Pastei is the Dutch word for Pastechi. In English it falls into the category of savory pastries. Pastechi differs greatly from Surinamese and Asian pastei. I cannot always eat Surinamese or Asian pastei, because sometimes they contain rice. I learned to make pastechi from my father (1945-2011), during our short period living in The Netherlands 1984-1988. Almost every Friday after competitive swimming training and water balet lessons he baked bread or pastechi. It was something my parents were advised to give me after swimming lessons. They Actually advised bread, but he varied it with pastechi. In the Summer of 2010 when I was in care at UMC Utrecht the department staff asked me during expressive therapy (vaktherapie) to make something from my culture. I made Pastechi for the entire group.
Flour
Butter/oil
Baking powder
2 eggs
Cold water
Cheese
Tuna
Chicken
Meat
Raisins
Paprika
Promente pika
Parsley
Onion
The recipe varies depending on the filling used. The cheese filling is the easiest.
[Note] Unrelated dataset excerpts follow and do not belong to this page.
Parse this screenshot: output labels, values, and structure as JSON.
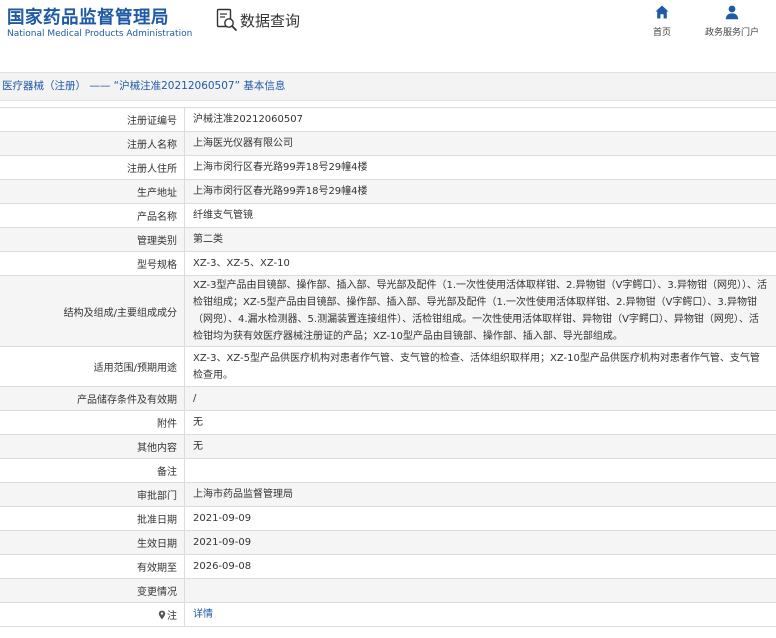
{
  "header": {
    "agency_cn": "国家药品监督管理局",
    "agency_en": "National Medical Products Administration",
    "section_title": "数据查询",
    "nav": [
      {
        "label": "首页",
        "icon": "home-icon"
      },
      {
        "label": "政务服务门户",
        "icon": "user-icon"
      }
    ]
  },
  "breadcrumb": "医疗器械（注册） —— “沪械注准20212060507” 基本信息",
  "rows": [
    {
      "label": "注册证编号",
      "value": "沪械注准20212060507"
    },
    {
      "label": "注册人名称",
      "value": "上海医光仪器有限公司"
    },
    {
      "label": "注册人住所",
      "value": "上海市闵行区春光路99弄18号29幢4楼"
    },
    {
      "label": "生产地址",
      "value": "上海市闵行区春光路99弄18号29幢4楼"
    },
    {
      "label": "产品名称",
      "value": "纤维支气管镜"
    },
    {
      "label": "管理类别",
      "value": "第二类"
    },
    {
      "label": "型号规格",
      "value": "XZ-3、XZ-5、XZ-10"
    },
    {
      "label": "结构及组成/主要组成成分",
      "value": "XZ-3型产品由目镜部、操作部、插入部、导光部及配件（1.一次性使用活体取样钳、2.异物钳（V字鳄口）、3.异物钳（网兜））、活检钳组成；XZ-5型产品由目镜部、操作部、插入部、导光部及配件（1.一次性使用活体取样钳、2.异物钳（V字鳄口）、3.异物钳（网兜）、4.漏水检测器、5.测漏装置连接组件）、活检钳组成。一次性使用活体取样钳、异物钳（V字鳄口）、异物钳（网兜）、活检钳均为获有效医疗器械注册证的产品；XZ-10型产品由目镜部、操作部、插入部、导光部组成。"
    },
    {
      "label": "适用范围/预期用途",
      "value": "XZ-3、XZ-5型产品供医疗机构对患者作气管、支气管的检查、活体组织取样用；XZ-10型产品供医疗机构对患者作气管、支气管检查用。"
    },
    {
      "label": "产品储存条件及有效期",
      "value": "/"
    },
    {
      "label": "附件",
      "value": "无"
    },
    {
      "label": "其他内容",
      "value": "无"
    },
    {
      "label": "备注",
      "value": ""
    },
    {
      "label": "审批部门",
      "value": "上海市药品监督管理局"
    },
    {
      "label": "批准日期",
      "value": "2021-09-09"
    },
    {
      "label": "生效日期",
      "value": "2021-09-09"
    },
    {
      "label": "有效期至",
      "value": "2026-09-08"
    },
    {
      "label": "变更情况",
      "value": ""
    },
    {
      "label": "注",
      "value": "详情"
    }
  ],
  "colors": {
    "brand_blue": "#1f5aa6",
    "border": "#dcdcdc",
    "alt_row": "#f5f5f5"
  }
}
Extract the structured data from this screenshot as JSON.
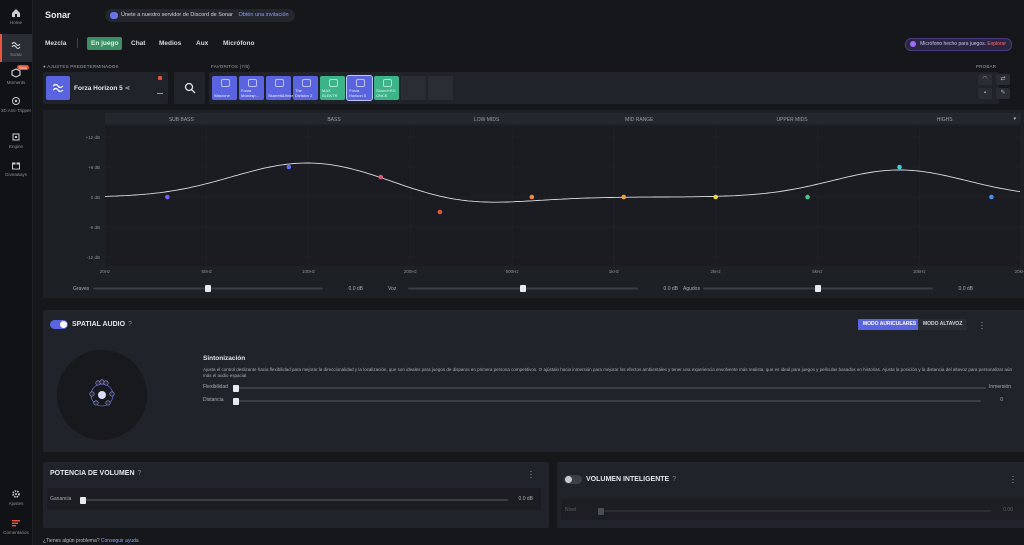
{
  "sidebar": {
    "items": [
      {
        "label": "Home",
        "icon": "home-icon"
      },
      {
        "label": "Sonar",
        "icon": "sonar-icon",
        "active": true
      },
      {
        "label": "Moments",
        "icon": "moments-icon",
        "badge": "New"
      },
      {
        "label": "3D Anti-Tripper",
        "icon": "hex-icon"
      },
      {
        "label": "Engine",
        "icon": "engine-icon"
      },
      {
        "label": "Giveaways",
        "icon": "gift-icon"
      },
      {
        "label": "Ajustes",
        "icon": "gear-icon"
      },
      {
        "label": "Comentarios",
        "icon": "feedback-icon"
      }
    ]
  },
  "header": {
    "title": "Sonar",
    "discord_text": "Únete a nuestro servidor de Discord de Sonar",
    "discord_link": "Obtén una invitación"
  },
  "tabs": [
    {
      "label": "Mezcla"
    },
    {
      "label": "En juego",
      "active": true
    },
    {
      "label": "Chat"
    },
    {
      "label": "Medios"
    },
    {
      "label": "Aux"
    },
    {
      "label": "Micrófono"
    }
  ],
  "mic_banner": {
    "text": "Micrófono hecho para juegos.",
    "link": "Explorar"
  },
  "presets": {
    "label": "AJUSTES PREDETERMINADOS",
    "current": "Forza Horizon 5",
    "favorites_label": "FAVORITOS (7/8)",
    "favorites": [
      {
        "name": "Warzone",
        "color": "blue"
      },
      {
        "name": "Forza Motorsp...",
        "color": "blue"
      },
      {
        "name": "Skarrett&Ihmes",
        "color": "blue"
      },
      {
        "name": "The Division 2",
        "color": "blue"
      },
      {
        "name": "MAX SLEKTR",
        "color": "green"
      },
      {
        "name": "Forza Horizon 5",
        "color": "blue",
        "selected": true
      },
      {
        "name": "Sound+ED ONCE",
        "color": "green"
      },
      {
        "name": "",
        "color": "empty"
      },
      {
        "name": "",
        "color": "empty"
      }
    ],
    "probar_label": "PROBAR"
  },
  "eq": {
    "bands": [
      "SUB BASS",
      "BASS",
      "LOW MIDS",
      "MID RANGE",
      "UPPER MIDS",
      "HIGHS"
    ],
    "db_ticks": [
      "+12 dB",
      "+6 dB",
      "0 dB",
      "-6 dB",
      "-12 dB"
    ],
    "freq_ticks": [
      "20Hz",
      "50Hz",
      "100Hz",
      "200Hz",
      "500Hz",
      "1kHz",
      "2kHz",
      "5kHz",
      "10kHz",
      "20kHz"
    ],
    "points": [
      {
        "freq_hz": 32,
        "gain_db": 0,
        "color": "#7a5cff"
      },
      {
        "freq_hz": 80,
        "gain_db": 6,
        "color": "#5b6cff"
      },
      {
        "freq_hz": 160,
        "gain_db": 4,
        "color": "#e0567a"
      },
      {
        "freq_hz": 250,
        "gain_db": -3,
        "color": "#e8553b"
      },
      {
        "freq_hz": 500,
        "gain_db": 0,
        "color": "#f08a3a"
      },
      {
        "freq_hz": 1000,
        "gain_db": 0,
        "color": "#f0a03a"
      },
      {
        "freq_hz": 2000,
        "gain_db": 0,
        "color": "#e8d840"
      },
      {
        "freq_hz": 4000,
        "gain_db": 0,
        "color": "#3bc98a"
      },
      {
        "freq_hz": 8000,
        "gain_db": 6,
        "color": "#3ccbd8"
      },
      {
        "freq_hz": 16000,
        "gain_db": 0,
        "color": "#3a8ff0"
      }
    ],
    "sliders": [
      {
        "label": "Graves",
        "value": "0.0 dB",
        "level": 0.5
      },
      {
        "label": "Voz",
        "value": "0.0 dB",
        "level": 0.5
      },
      {
        "label": "Agudos",
        "value": "0.0 dB",
        "level": 0.5
      }
    ]
  },
  "spatial": {
    "title": "SPATIAL AUDIO",
    "mode_on": "MODO AURICULARES",
    "mode_off": "MODO ALTAVOZ",
    "sintonizacion_title": "Sintonización",
    "description": "Ajusta el control deslizante hacia flexibilidad para mejorar la direccionalidad y la localización, que son ideales para juegos de disparos en primera persona competitivos. O ajústalo hacia inmersión para mejorar los efectos ambientales y tener una experiencia envolvente más realista, que es ideal para juegos y películas basados en historias. Ajusta la posición y la distancia del altavoz para personalizar aún más el audio espacial.",
    "flex_label": "Flexibilidad",
    "flex_right": "Inmersión",
    "flex_level": 0,
    "dist_label": "Distancia",
    "dist_value": "0",
    "dist_level": 0
  },
  "potencia": {
    "title": "POTENCIA DE VOLUMEN",
    "slider_label": "Ganancia",
    "slider_value": "0.0 dB",
    "level": 0
  },
  "volumen_inteligente": {
    "title": "VOLUMEN INTELIGENTE",
    "slider_label": "Nivel",
    "slider_value": "0.00",
    "level": 0
  },
  "footer": {
    "text": "¿Tienes algún problema?",
    "link": "Conseguir ayuda"
  }
}
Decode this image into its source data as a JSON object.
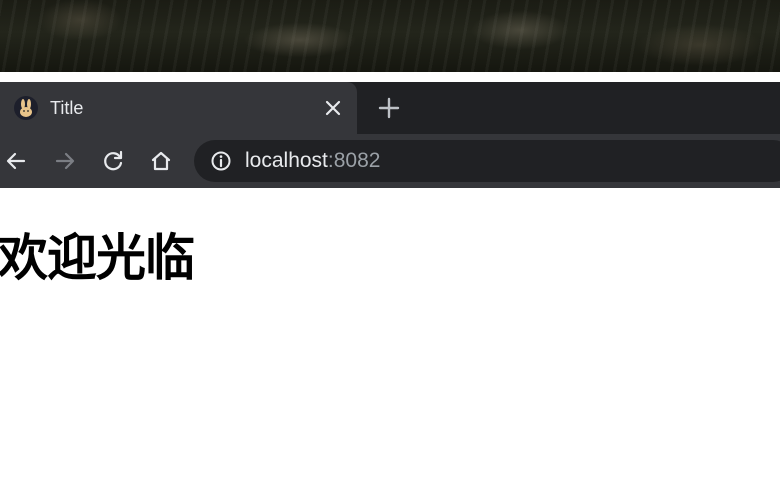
{
  "browser": {
    "tab": {
      "title": "Title",
      "favicon": "bunny-favicon-icon",
      "close_icon": "close-icon"
    },
    "new_tab_icon": "plus-icon",
    "toolbar": {
      "back_icon": "arrow-left-icon",
      "forward_icon": "arrow-right-icon",
      "reload_icon": "reload-icon",
      "home_icon": "home-icon"
    },
    "omnibox": {
      "info_icon": "info-icon",
      "host": "localhost",
      "port": ":8082"
    },
    "colors": {
      "tabstrip": "#202124",
      "active_tab": "#35363a",
      "text": "#e8eaed",
      "dim_text": "#9aa0a6"
    }
  },
  "page": {
    "heading": "欢迎光临"
  }
}
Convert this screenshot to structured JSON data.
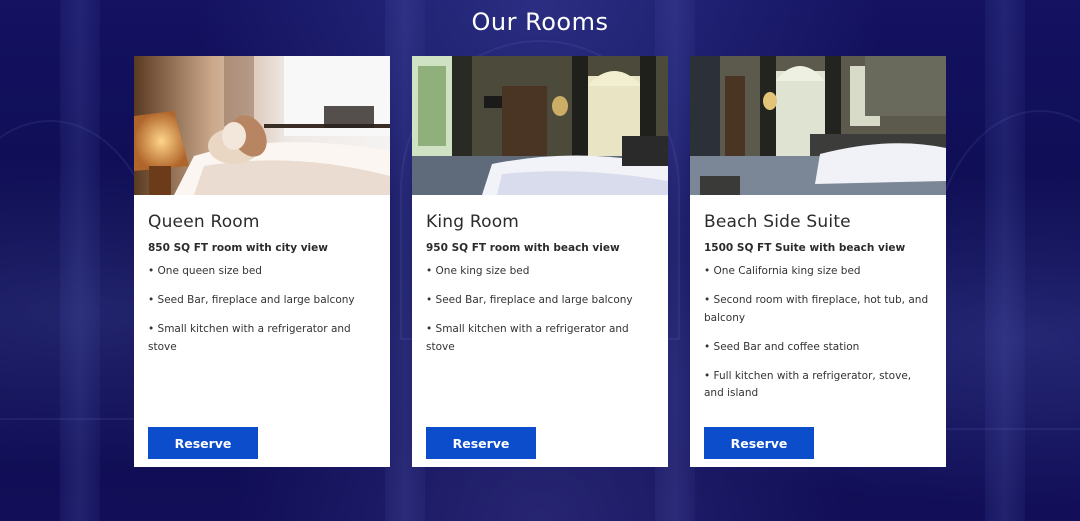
{
  "page": {
    "title": "Our Rooms"
  },
  "rooms": [
    {
      "name": "Queen Room",
      "subtitle": "850 SQ FT room with city view",
      "features": [
        "• One queen size bed",
        "• Seed Bar, fireplace and large balcony",
        "• Small kitchen with a refrigerator and stove"
      ],
      "button_label": "Reserve",
      "image": "queen-room-photo"
    },
    {
      "name": "King Room",
      "subtitle": "950 SQ FT room with beach view",
      "features": [
        "• One king size bed",
        "• Seed Bar, fireplace and large balcony",
        "• Small kitchen with a refrigerator and stove"
      ],
      "button_label": "Reserve",
      "image": "king-room-photo"
    },
    {
      "name": "Beach Side Suite",
      "subtitle": "1500 SQ FT Suite with beach view",
      "features": [
        "• One California king size bed",
        "• Second room with fireplace, hot tub, and balcony",
        "• Seed Bar and coffee station",
        "• Full kitchen with a refrigerator, stove, and island"
      ],
      "button_label": "Reserve",
      "image": "beach-suite-photo"
    }
  ],
  "colors": {
    "background": "#0c0b4a",
    "card": "#ffffff",
    "button": "#0c4dcc",
    "heading": "#ffffff",
    "text": "#2b2b2b"
  }
}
The tuna, chicken or other meat filling for the pastechi can all be prepared in the same way.
Slice the cheese
Chop the onion, pepper and promente, parsley
Fry them in a pan
Add the tuna, chicken or other meat
(Add raisins)
Season the filling
Let the filling cool down a bit.
Mix the flour, butter/oil and baking powder into a crumbly mass
Add the eggs and mix in enough cold water to make the dough stick together
Leave the dough covered in a cool place to rest
Divide the dough into 6-7 balls and roll them out on a floured table
Place a teaspoon of the filling in the middle of each circle
Brush the edges with water and fold the dough sheet in half
Press and reshape the edges
Fry the pastechi in hot oil until cooked and light brown and drain.